Searching for What Makes an Effective Teacher
March 12, 2010
In my last post, I mentioned a recent article in the New York Times Magazine about a handful of educators intent on figuring out how to teach effectively.
One of these educators, Doug Lemov, has been studying teachers who are already effective. (There have always been effective teachers, but they haven't been studied!) He has distilled what they do and what they say about what they do, into a forthcoming book, “Teach Like a Champion: The 49 Techniques That Put Students on the Path to College.” These techniques are already part of the 16 charter schools he helped found called Uncommon Schools. Uncommon Schools also has a lot in common with other effective charter schools I posted about last year (September 18, 2009).
Another educator trying to figure out how to teach well, Deborah Loewenstein Ball of Michigan State, focuses not on technique, but on knowledge: What does a teacher need to know about math in order to be an effective math teacher?

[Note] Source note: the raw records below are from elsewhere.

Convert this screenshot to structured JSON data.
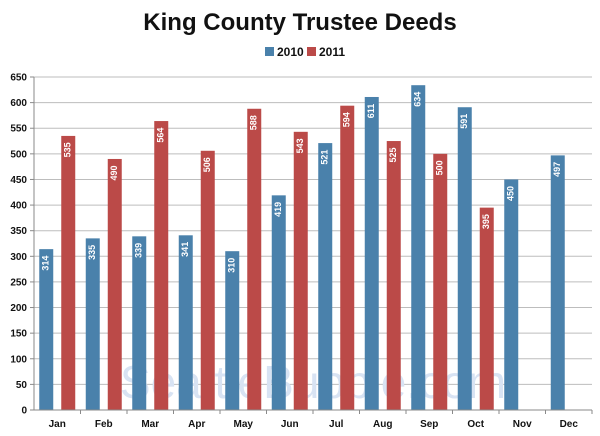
{
  "chart_data": {
    "type": "bar",
    "title": "King County Trustee Deeds",
    "xlabel": "",
    "ylabel": "",
    "categories": [
      "Jan",
      "Feb",
      "Mar",
      "Apr",
      "May",
      "Jun",
      "Jul",
      "Aug",
      "Sep",
      "Oct",
      "Nov",
      "Dec"
    ],
    "series": [
      {
        "name": "2010",
        "color": "#4a81ab",
        "values": [
          314,
          335,
          339,
          341,
          310,
          419,
          521,
          611,
          634,
          591,
          450,
          497
        ]
      },
      {
        "name": "2011",
        "color": "#bb4a48",
        "values": [
          535,
          490,
          564,
          506,
          588,
          543,
          594,
          525,
          500,
          395,
          null,
          null
        ]
      }
    ],
    "data_labels": {
      "2010": [
        "314",
        "335",
        "339",
        "341",
        "310",
        "419",
        "521",
        "611",
        "634",
        "591",
        "450",
        "497"
      ],
      "2011": [
        "535",
        "490",
        "564",
        "506",
        "588",
        "543",
        "594",
        "525",
        "500",
        "395",
        "",
        ""
      ]
    },
    "ylim": [
      0,
      650
    ],
    "yticks": [
      0,
      50,
      100,
      150,
      200,
      250,
      300,
      350,
      400,
      450,
      500,
      550,
      600,
      650
    ],
    "grid": true,
    "legend_position": "top-center",
    "watermark": "SeattleBubble.com"
  }
}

She has come up with Math Knowledge for Teachers. It comprises not only ordinary math, but knowledge of what might be going on in a student’s head with respect to math. The NYT Magazine article quotes Ball as saying, “Teaching depends on what other people think, not what you think.” Yet another educator mentioned in the article, Pam Grossman of Stanford, is trying to figure out the best techniques to use to teach literature.
This turn of events in education research heartens me. At last, after an extended, damaging period of inattention, education seems to be attracting quite a few imaginative, spiritually alive investigators. These people seem determined to ferret out or invent excellent, effective teaching methods. They seem devoted to the principle that every single child can learn if only their teachers know how to teach them. And they are proving, with test results, that this is true. What a much more wonderful America we will live in when every child has every opportunity to learn.


Reader Comments (2)
This comment is in response to the last three posts you wrote.
As a soon-to-be college graduate, I have seen myself and many of my peers go through different attitudes regarding education. I started to acknowledge this problem in myself about halfway through my college career. Since then I have realized that it is not only a spiritual challenge for educators but also for students. Most students today do not care about the education they receive (as long as they aren't paying for it) and would rather lose themselves in technology, detrimental social life and in popular gossip. You said, "How could Nature have allowed this situation to evolve?" I don't think Nature alone let it happen; Nurture is the main culprit: our parents, educators and especially society has caused young people to react and behave the way that they do. Kids today are learning and experiencing things at such young ages, things that would normally have been discovered many years later. Our society is evolving at a faster rate than our own brains.
It's mostly not up to the students. Social media of the modern era has, in many ways, brainwashed the young population, and it's only getting worse. There are less and less opportunities for students to find a way out of this folly, mostly because they are no longer clearly provided with the means to do so. This is why I think we need teachers to be taught how to really teach so they can teach students how to think and learn for themselves. Overcoming this spiritual challenge is crucial for both our educators and young people.
Unfortunately, I don't seem much real change coming for a little while. I think my generation was the first one to be hit with the problem fully, and it's for that reason why we will be the ones correcting it, having experienced not only our teacher's mistakes but our own.
What a thoughtful comment. So glad to hear from you.